Apesar do foco narrativo estar em Eurídice e Guida, o filme também apresenta pinceladas das histórias de outras mulheres que estão envolvidas com as irmãs, como sua mãe, Ana, e a amiga de Eurídice, Zélia. Porém, entre essas mulheres, uma delas se destaca. Filomena é uma mulher negra, da periferia do Rio de Janeiro, que ganha dinheiro sendo babá para as mães da região em que vive. Ela é um perfeito retrato do que é ser uma mulher negra em um país cuja população nasceu da violência contra suas ancestrais, e Bárbara Santos, sua intérprete, é uma força da natureza. Mesmo não sendo uma das protagonistas, ela garante à personagem um lugar de fala de suma importância, destacando-se em todas as cenas em que aparece.

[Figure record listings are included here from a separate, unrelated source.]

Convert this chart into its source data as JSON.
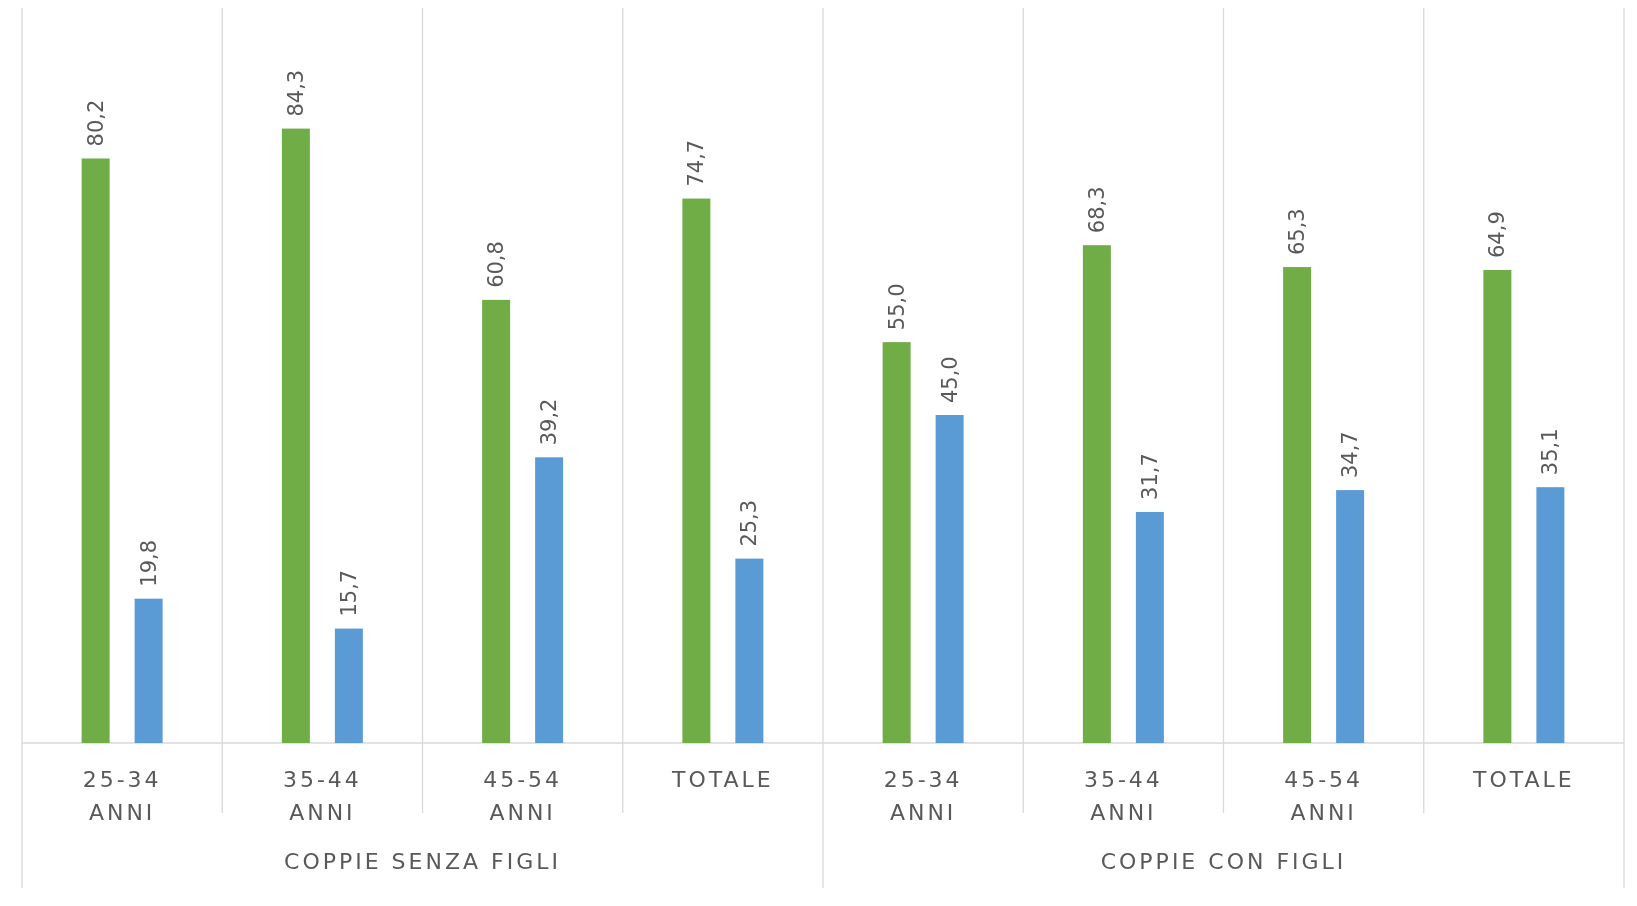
{
  "chart_data": {
    "type": "bar",
    "categories": [
      "25-34 ANNI",
      "35-44 ANNI",
      "45-54 ANNI",
      "TOTALE",
      "25-34 ANNI",
      "35-44 ANNI",
      "45-54 ANNI",
      "TOTALE"
    ],
    "series": [
      {
        "color": "#70ad47",
        "values": [
          80.2,
          84.3,
          60.8,
          74.7,
          55.0,
          68.3,
          65.3,
          64.9
        ],
        "value_labels": [
          "80,2",
          "84,3",
          "60,8",
          "74,7",
          "55,0",
          "68,3",
          "65,3",
          "64,9"
        ]
      },
      {
        "color": "#5b9bd5",
        "values": [
          19.8,
          15.7,
          39.2,
          25.3,
          45.0,
          31.7,
          34.7,
          35.1
        ],
        "value_labels": [
          "19,8",
          "15,7",
          "39,2",
          "25,3",
          "45,0",
          "31,7",
          "34,7",
          "35,1"
        ]
      }
    ],
    "annotations": [
      "COPPIE SENZA FIGLI",
      "COPPIE CON FIGLI"
    ],
    "grid": "x"
  }
}
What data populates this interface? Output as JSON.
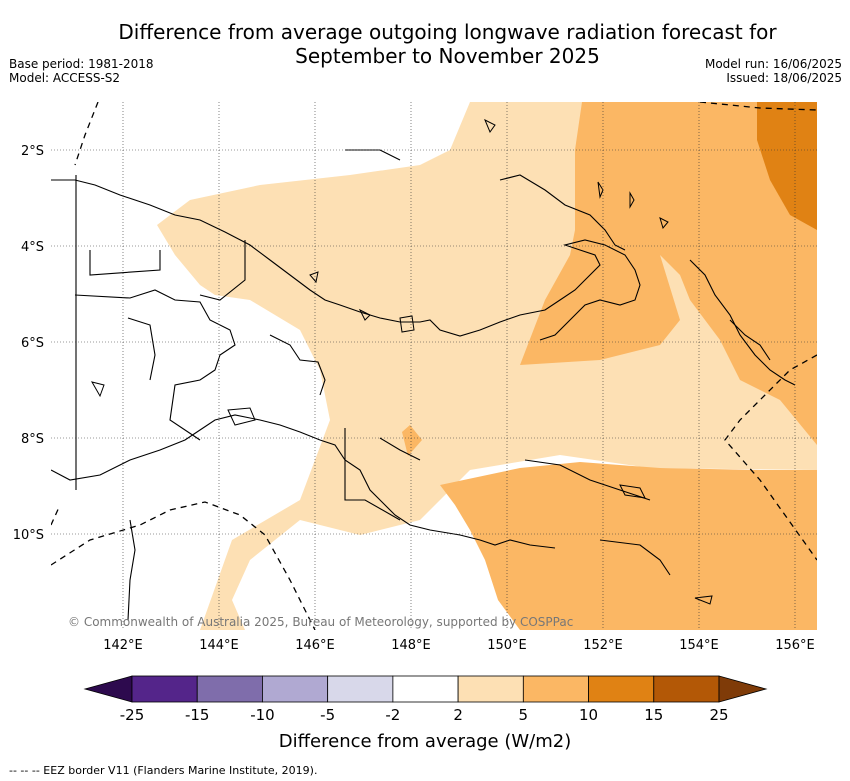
{
  "title_line1": "Difference from average outgoing longwave radiation forecast for",
  "title_line2": "September to November 2025",
  "meta_left": [
    "Base period: 1981-2018",
    "Model: ACCESS-S2"
  ],
  "meta_right": [
    "Model run: 16/06/2025",
    "Issued: 18/06/2025"
  ],
  "lat_labels": [
    "2°S",
    "4°S",
    "6°S",
    "8°S",
    "10°S"
  ],
  "lon_labels": [
    "142°E",
    "144°E",
    "146°E",
    "148°E",
    "150°E",
    "152°E",
    "154°E",
    "156°E"
  ],
  "copyright": "© Commonwealth of Australia 2025, Bureau of Meteorology, supported by COSPPac",
  "colorbar": {
    "title": "Difference from average (W/m2)",
    "ticks": [
      "-25",
      "-15",
      "-10",
      "-5",
      "-2",
      "2",
      "5",
      "10",
      "15",
      "25"
    ],
    "colors": [
      "#2d0a4e",
      "#54258a",
      "#7f6dab",
      "#b0a9d2",
      "#d8d8ea",
      "#ffffff",
      "#fde0b4",
      "#fbb764",
      "#e08214",
      "#b35806",
      "#7f3b08"
    ]
  },
  "eez_note": "-- -- -- EEZ border V11 (Flanders Marine Institute, 2019)."
}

Além das ótimas atuações, a direção de Karim Aïnouz se sobressai, produzindo o seu melhor trabalho desde “Madame Satã” (2002). O cearense caracteriza o filme como sendo um “melodrama tropical”, apelido que não poderia ser mais certeiro. O melodrama, presente principalmente no roteiro, é o que ocasiona tanta comoção, e Aïnouz, junto de seus co-escritores Murilo Hauser e Inés Bortagary, o executa com maestria e sem exageros. Já o tropical traz consigo uma significação que vai além do simples fato de ter o Rio de Janeiro como plano de fundo. Ele é o que melhor representa o primitivo, o violento e a sujeira presentes na obra, que, aliás, são aspectos muito bem trabalhados pela parceria entre Karim e a diretora de fotografia Hélène Louvart. A forte granulação da imagem, as cores extremamente saturadas, os corpos sempre suados e os ambiente sempre pequenos são o que proporcionam para o público uma constante sensação de claustrofobia, de prisão, fazendo-os se sentirem, mais ainda, como Guida e Eurídice.

Em conclusão, Luca Guadagnino foi extremamente acurado quando expressou que “um filme como este mostra uma grande fé no cinema”. É a fé de que em um mundo repleto de Eurídices, de Guidas e de Filomenas, nenhuma delas está sozinha. Que existe pessoas como Karim, como Carol, como Julia, como Bárbara, que vão fazer a voz dessas mulheres ser ouvida, que vão contar suas histórias tão esquecidas, que não as deixaram mais ser invisíveis. Mas além disso, “A Vida Invisível” também é a fé de que em momentos de tentativa de desmanche do cinema brasileiro, ele se mantém de pé, rugindo, resistindo. E que, afinal, Fernanda Montenegro estava certa quando disse que “o Brasil vai dar certo. É na arte que o Brasil vai dar certo”.